George Dietz was one of 10 Sarasota lawyers recognized as a Legal Legend by the Sarasota County Bar Association in 2013.
The architects of the Williams Parker Harrison Dietz & Getzen law firm office addressed a unique challenge when they built the downtown Sarasota complex in 1976: make a separate, but easy-to-access, space for George Dietz’s records and files.
They succeeded — sort of. Williams Parker partner Dan Bailey says there was something like a long and narrow walk-in closet right behind Dietz’ office, with ample space. “But he filled that one up real quick, too,” says Bailey, who, like others at Williams Parker, would often walk into Dietz’s office and be overwhelmed with the foot-long stacks of papers.
“It wasn’t that he was disorganized,” adds Bailey. “He had a visual filing system. He would never let his assistant file anything. He wanted to be able to get at it.”
An attorney who specialized in real estate development, Dietz had a lot to get at in some 60 years at Williams Parker, which added his name as a partner in 1958. Dietz died June 21 while a resident of Aravilla Memory Care in Sarasota. He was 91.
Dietz was the lead attorney on some of Sarasota’s most notable projects, often seeking approval from one of three panels of commissioners — the city of Sarasota, Sarasota County and Longboat Key. The list of projects he steered through development include the acquisition of property and rezoning of The Meadows by Taylor Woodrow; Arvida on Longboat Key; and both Bay Isles and the Longboat Key Club.

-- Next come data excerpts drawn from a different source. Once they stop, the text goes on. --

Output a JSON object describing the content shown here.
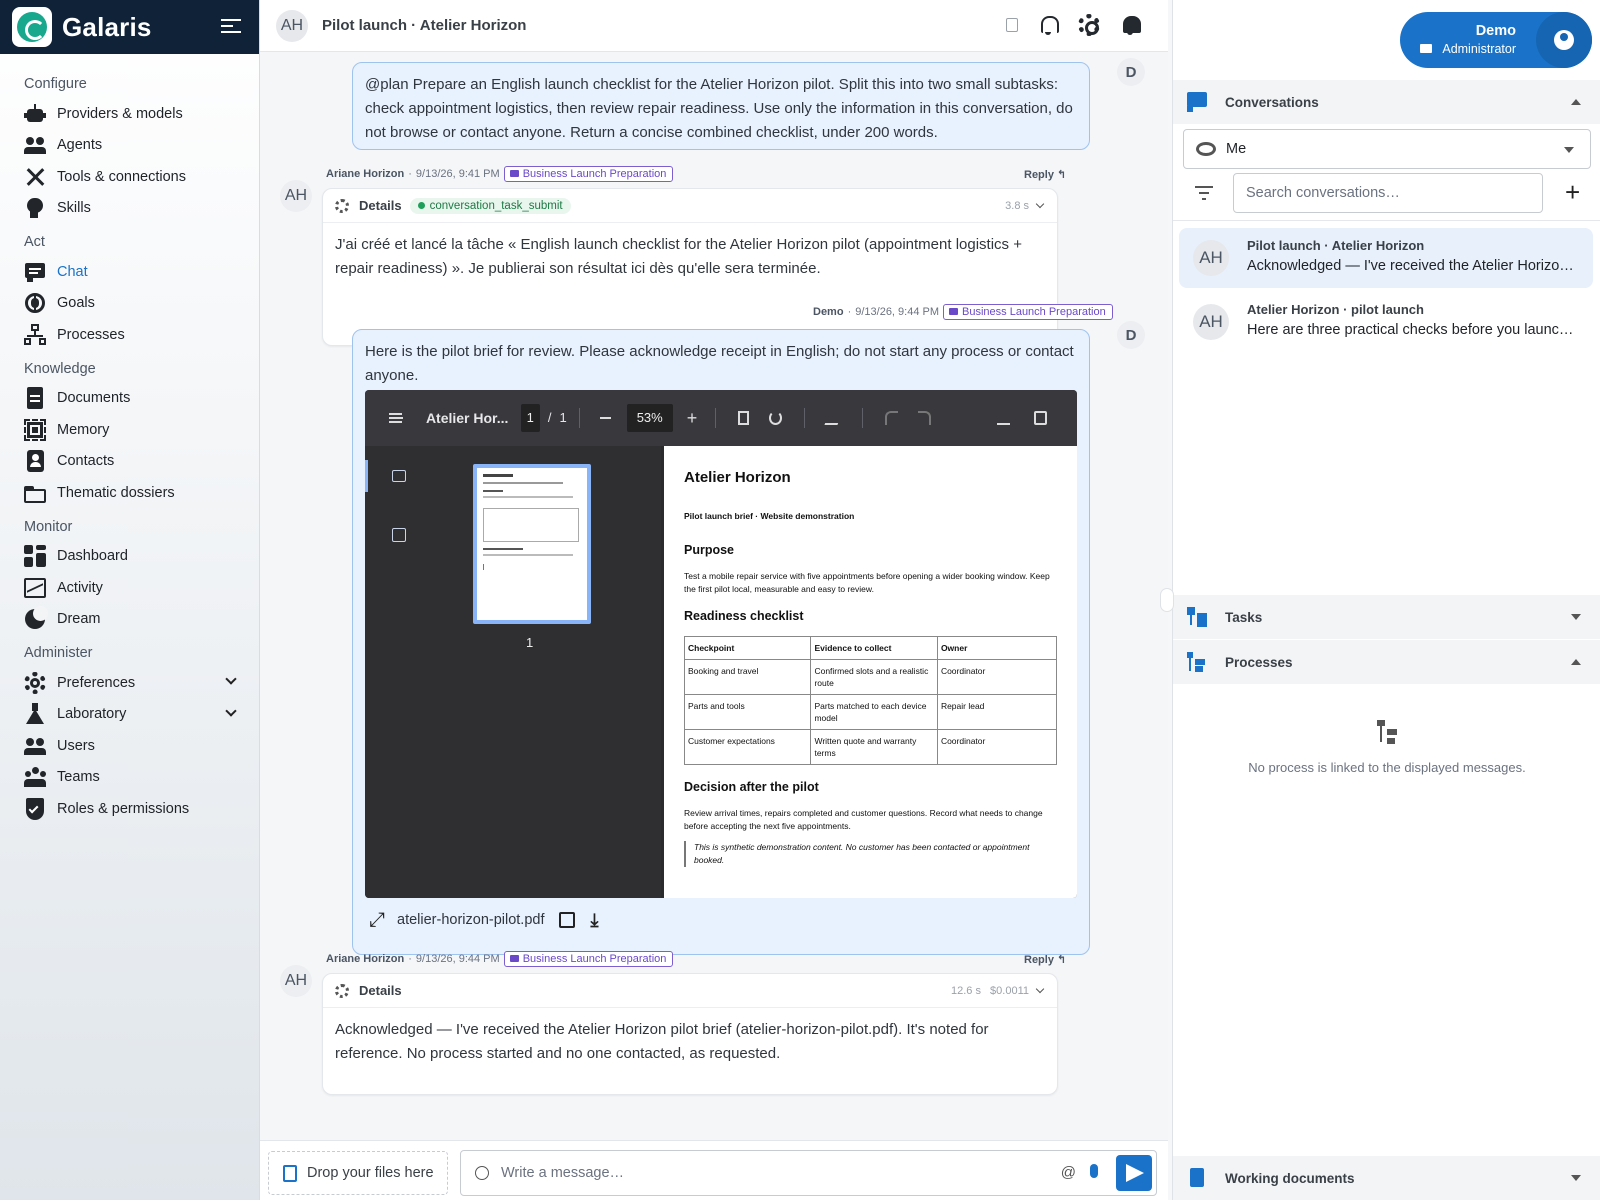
{
  "app": {
    "name": "Galaris"
  },
  "sidebar": {
    "sections": [
      {
        "title": "Configure",
        "items": [
          {
            "label": "Providers & models",
            "icon": "robot-icon"
          },
          {
            "label": "Agents",
            "icon": "agents-icon"
          },
          {
            "label": "Tools & connections",
            "icon": "tools-icon"
          },
          {
            "label": "Skills",
            "icon": "skills-icon"
          }
        ]
      },
      {
        "title": "Act",
        "items": [
          {
            "label": "Chat",
            "icon": "chat-icon",
            "active": true
          },
          {
            "label": "Goals",
            "icon": "goals-icon"
          },
          {
            "label": "Processes",
            "icon": "processes-icon"
          }
        ]
      },
      {
        "title": "Knowledge",
        "items": [
          {
            "label": "Documents",
            "icon": "document-icon"
          },
          {
            "label": "Memory",
            "icon": "memory-chip-icon"
          },
          {
            "label": "Contacts",
            "icon": "contacts-icon"
          },
          {
            "label": "Thematic dossiers",
            "icon": "folder-icon"
          }
        ]
      },
      {
        "title": "Monitor",
        "items": [
          {
            "label": "Dashboard",
            "icon": "dashboard-icon"
          },
          {
            "label": "Activity",
            "icon": "activity-icon"
          },
          {
            "label": "Dream",
            "icon": "moon-icon"
          }
        ]
      },
      {
        "title": "Administer",
        "items": [
          {
            "label": "Preferences",
            "icon": "gear-icon",
            "expandable": true
          },
          {
            "label": "Laboratory",
            "icon": "flask-icon",
            "expandable": true
          },
          {
            "label": "Users",
            "icon": "users-icon"
          },
          {
            "label": "Teams",
            "icon": "teams-icon"
          },
          {
            "label": "Roles & permissions",
            "icon": "shield-icon"
          }
        ]
      }
    ]
  },
  "chat": {
    "header": {
      "avatar": "AH",
      "title": "Pilot launch · Atelier Horizon"
    },
    "messages": [
      {
        "text": "@plan Prepare an English launch checklist for the Atelier Horizon pilot. Split this into two small subtasks: check appointment logistics, then review repair readiness. Use only the information in this conversation, do not browse or contact anyone. Return a concise combined checklist, under 200 words.",
        "avatar": "D"
      },
      {
        "author": "Ariane Horizon",
        "time": "9/13/26, 9:41 PM",
        "tag": "Business Launch Preparation",
        "reply": "Reply ↰",
        "details": "Details",
        "chip": "conversation_task_submit",
        "duration": "3.8 s",
        "avatar": "AH",
        "text": "J'ai créé et lancé la tâche « English launch checklist for the Atelier Horizon pilot (appointment logistics + repair readiness) ». Je publierai son résultat ici dès qu'elle sera terminée."
      },
      {
        "author": "Demo",
        "time": "9/13/26, 9:44 PM",
        "tag": "Business Launch Preparation",
        "avatar": "D",
        "text": "Here is the pilot brief for review. Please acknowledge receipt in English; do not start any process or contact anyone."
      },
      {
        "author": "Ariane Horizon",
        "time": "9/13/26, 9:44 PM",
        "tag": "Business Launch Preparation",
        "reply": "Reply ↰",
        "details": "Details",
        "duration": "12.6 s",
        "cost": "$0.0011",
        "avatar": "AH",
        "text": "Acknowledged — I've received the Atelier Horizon pilot brief (atelier-horizon-pilot.pdf). It's noted for reference. No process started and no one contacted, as requested."
      }
    ],
    "pdf": {
      "title": "Atelier Hor...",
      "page": "1",
      "sep": "/",
      "pages": "1",
      "zoom": "53%",
      "thumb_label": "1",
      "filename": "atelier-horizon-pilot.pdf",
      "doc": {
        "h1": "Atelier Horizon",
        "subtitle": "Pilot launch brief · Website demonstration",
        "purpose_h": "Purpose",
        "purpose": "Test a mobile repair service with five appointments before opening a wider booking window. Keep the first pilot local, measurable and easy to review.",
        "checklist_h": "Readiness checklist",
        "cols": [
          "Checkpoint",
          "Evidence to collect",
          "Owner"
        ],
        "rows": [
          [
            "Booking and travel",
            "Confirmed slots and a realistic route",
            "Coordinator"
          ],
          [
            "Parts and tools",
            "Parts matched to each device model",
            "Repair lead"
          ],
          [
            "Customer expectations",
            "Written quote and warranty terms",
            "Coordinator"
          ]
        ],
        "decision_h": "Decision after the pilot",
        "decision": "Review arrival times, repairs completed and customer questions. Record what needs to change before accepting the next five appointments.",
        "note": "This is synthetic demonstration content. No customer has been contacted or appointment booked."
      }
    },
    "composer": {
      "drop": "Drop your files here",
      "placeholder": "Write a message…"
    }
  },
  "right": {
    "user": {
      "name": "Demo",
      "role": "Administrator"
    },
    "conversations": {
      "title": "Conversations",
      "filter": "Me",
      "search_placeholder": "Search conversations…",
      "items": [
        {
          "avatar": "AH",
          "title": "Pilot launch · Atelier Horizon",
          "preview": "Acknowledged — I've received the Atelier Horizon pilot brief (atelier-horizon-pilot.pdf).",
          "selected": true
        },
        {
          "avatar": "AH",
          "title": "Atelier Horizon · pilot launch",
          "preview": "Here are three practical checks before you launch the pilot."
        }
      ]
    },
    "tasks": {
      "title": "Tasks"
    },
    "processes": {
      "title": "Processes",
      "empty": "No process is linked to the displayed messages."
    },
    "working_docs": {
      "title": "Working documents"
    }
  },
  "colors": {
    "accent": "#1a73c8",
    "brand_bar": "#0f2238",
    "tag": "#6a48c7",
    "chip": "#1e7a45"
  }
}
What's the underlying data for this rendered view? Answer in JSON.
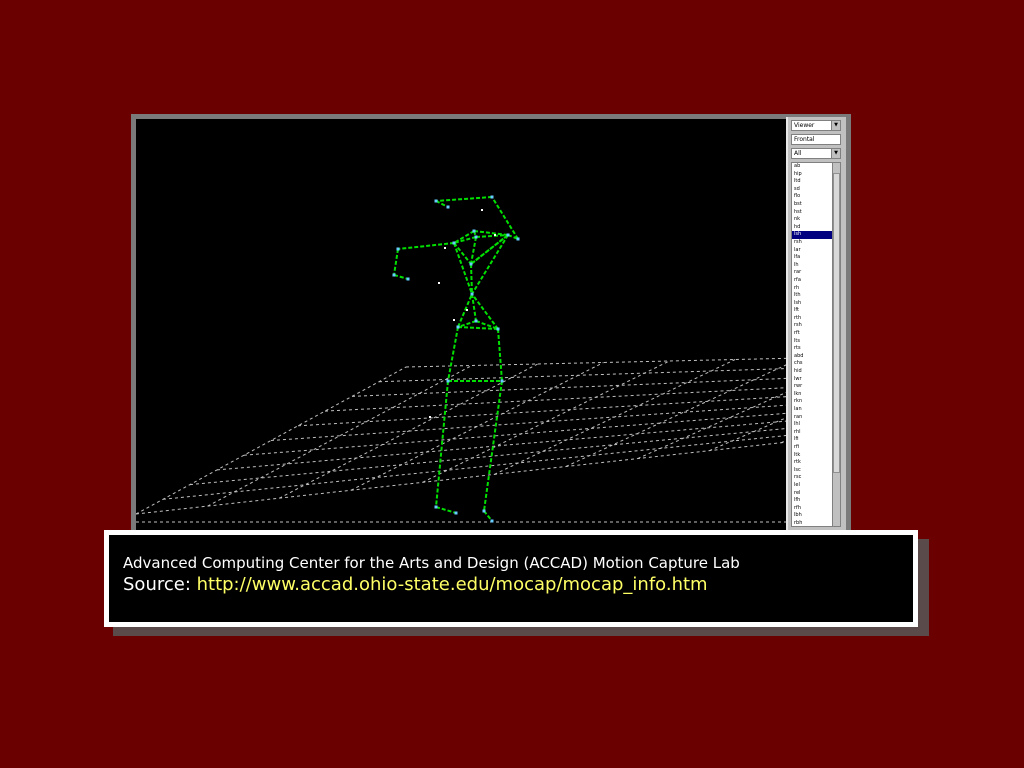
{
  "caption": {
    "title": "Advanced Computing Center for the Arts and Design (ACCAD) Motion Capture Lab",
    "source_label": "Source: ",
    "source_url": "http://www.accad.ohio-state.edu/mocap/mocap_info.htm"
  },
  "colors": {
    "background": "#6b0000",
    "skeleton": "#00e000",
    "grid": "#bfbfbf",
    "url": "#ffff66",
    "list_selection": "#000080"
  },
  "side_panel": {
    "dropdown_1": "Viewer",
    "field_2": "Frontal",
    "dropdown_3": "All",
    "list_items": [
      "ab",
      "hip",
      "ltd",
      "sd",
      "flo",
      "bst",
      "hst",
      "nk",
      "hd",
      "lsh",
      "rsh",
      "lar",
      "lfa",
      "lh",
      "rar",
      "rfa",
      "rh",
      "lth",
      "lsh",
      "lft",
      "rth",
      "rsh",
      "rft",
      "lts",
      "rts",
      "abd",
      "chs",
      "hid",
      "lwr",
      "rwr",
      "lkn",
      "rkn",
      "lan",
      "ran",
      "lhl",
      "rhl",
      "lfi",
      "rfi",
      "ltk",
      "rtk",
      "lsc",
      "rsc",
      "lel",
      "rel",
      "lfh",
      "rfh",
      "lbh",
      "rbh",
      "lsb",
      "rsb",
      "c7",
      "t10",
      "clv",
      "strn",
      "rbk"
    ],
    "selected_index": 9
  },
  "viewport": {
    "label": "3D motion capture viewport"
  }
}
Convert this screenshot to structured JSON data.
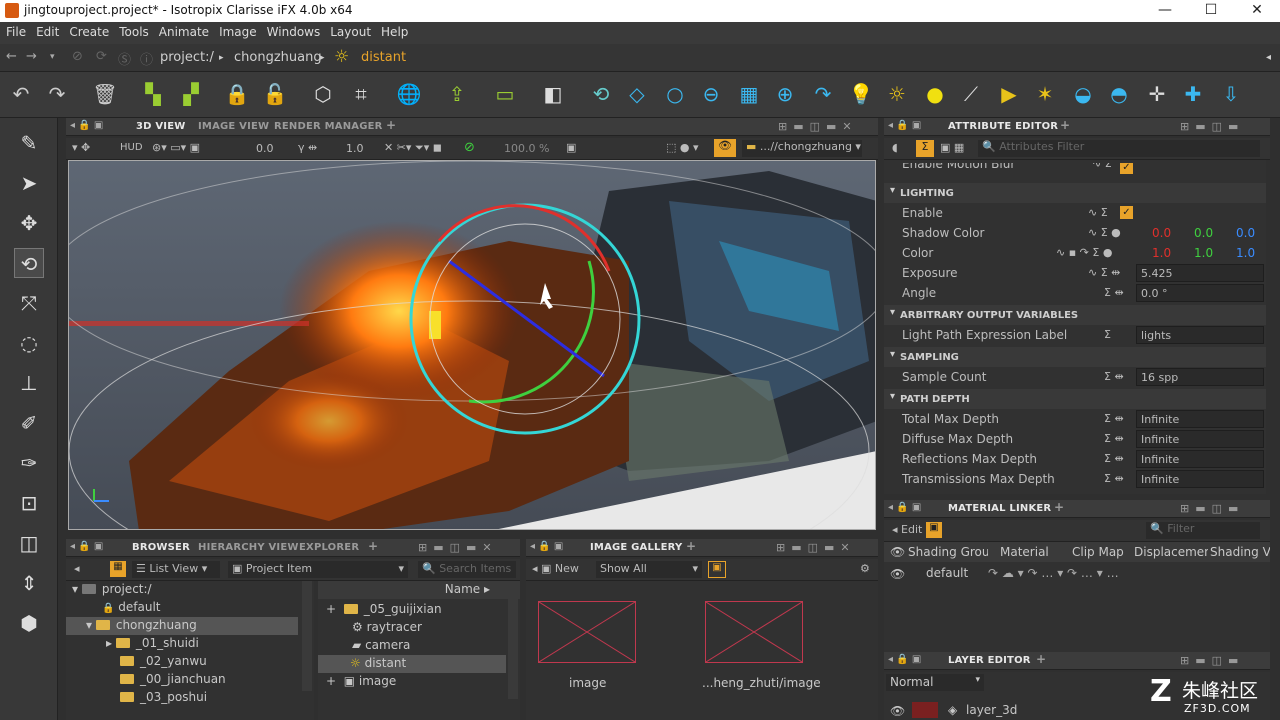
{
  "window": {
    "title": "jingtouproject.project* - Isotropix Clarisse iFX 4.0b x64",
    "min": "—",
    "max": "☐",
    "close": "✕"
  },
  "menu": [
    "File",
    "Edit",
    "Create",
    "Tools",
    "Animate",
    "Image",
    "Windows",
    "Layout",
    "Help"
  ],
  "path": {
    "root": "project:/",
    "ctx": "chongzhuang",
    "item": "distant"
  },
  "viewport": {
    "tabs": [
      "3D VIEW",
      "IMAGE VIEW",
      "RENDER MANAGER"
    ],
    "hud": "HUD",
    "v1": "0.0",
    "v2": "1.0",
    "zoom": "100.0 %",
    "ctx": "...//chongzhuang"
  },
  "attr": {
    "tab": "ATTRIBUTE EDITOR",
    "filter": "Attributes Filter",
    "top_label": "Enable Motion Blur",
    "s_lighting": "LIGHTING",
    "enable": "Enable",
    "shadow": "Shadow Color",
    "color": "Color",
    "exposure": "Exposure",
    "angle": "Angle",
    "sh_r": "0.0",
    "sh_g": "0.0",
    "sh_b": "0.0",
    "c_r": "1.0",
    "c_g": "1.0",
    "c_b": "1.0",
    "exposure_val": "5.425",
    "angle_val": "0.0 °",
    "s_aov": "ARBITRARY OUTPUT VARIABLES",
    "lpe": "Light Path Expression Label",
    "lpe_val": "lights",
    "s_sampling": "SAMPLING",
    "sample_count": "Sample Count",
    "sample_val": "16 spp",
    "s_path": "PATH DEPTH",
    "tmd": "Total Max Depth",
    "dmd": "Diffuse Max Depth",
    "rmd": "Reflections Max Depth",
    "trmd": "Transmissions Max Depth",
    "inf": "Infinite"
  },
  "matlinker": {
    "tab": "MATERIAL LINKER",
    "edit": "Edit",
    "filter": "Filter",
    "cols": [
      "Shading Group",
      "Material",
      "Clip Map",
      "Displacement",
      "Shading Variable"
    ],
    "row": "default"
  },
  "layer": {
    "tab": "LAYER EDITOR",
    "mode": "Normal",
    "item": "layer_3d"
  },
  "browser": {
    "tabs": [
      "BROWSER",
      "HIERARCHY VIEW",
      "EXPLORER"
    ],
    "listview": "List View",
    "projitem": "Project Item",
    "search": "Search Items",
    "name_col": "Name",
    "tree": [
      "project:/",
      "default",
      "chongzhuang",
      "_01_shuidi",
      "_02_yanwu",
      "_00_jianchuan",
      "_03_poshui"
    ],
    "items": [
      "_05_guijixian",
      "raytracer",
      "camera",
      "distant",
      "image"
    ]
  },
  "gallery": {
    "tab": "IMAGE GALLERY",
    "new": "New",
    "show": "Show All",
    "img1": "image",
    "img2": "...heng_zhuti/image"
  },
  "watermark": {
    "cn": "朱峰社区",
    "url": "ZF3D.COM"
  },
  "colors": {
    "accent": "#e8a32a",
    "red": "#e0302c",
    "green": "#3fd03f",
    "blue": "#3a8cff"
  }
}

More than development success, Bailey recalls fondly how Dietz handled the process side of a development argument. “It was like watching art being created,” says Bailey. “He was so lofty, eloquent and formal. It was as if he was arguing before the Florida Supreme Court.”
Dietz was born in St. Petersburg. An Eagle Scout and University of Florida Law School graduate, Dietz entered the U.S. Marine Corps in 1951. He was sent with the 1st Marine Division to Korea, according to his official obituary, where he was a platoon leader and then later reassigned as defense counsel for court martials. Military service was a wide-ranging family trait: his brother Bill was in the Navy, brother Peter in the Air Force and brother John in the Army.
Back stateside, by 1955 Dietz was a practicing attorney. That’s when his college classmate Bill Harrison, who had also served with Dietz on the front lines in Korea, asked him to join a small firm in Sarasota as an associate. At the firm Dietz, in addition to cases, went on to mentor many young attorneys, including Bailey. Dietz also created transactional templates for deals the firm still uses today.
A managing trustee of the Sarasota County Law Library for over 35 years, Dietz was one of 10 Sarasota lawyers recognized as a Legal Legend by the Sarasota County Bar Association in 2013. “He was so accomplished,” Bailey says. “He was like the dean of real estate lawyers.”
Dietz was also involved in the legal and civic community for most his working life, doing so much, says Bailey, he had forgotten some. The list includes president of the Greater Sarasota County Chamber of Commerce; founding member of the United Way Foundation; and the Boys and Girls Clubs of Sarasota Foundation. Notably, in 1980, Dietz worked with Kay Glasser to create a nonprofit entity to purchase land for what’s now the Glasser-Schoenbaum Human Services Center. Dietz handled legal work for that project, pro-bono, for some 20 years.
Bailey kept in touch with Dietz and his wife, Fran, as his mentor’s health began to decline in recent years, and especially in the last six months. “He was a very fine boss, a very fine law partner,” says Bailey, “and a very fine friend.”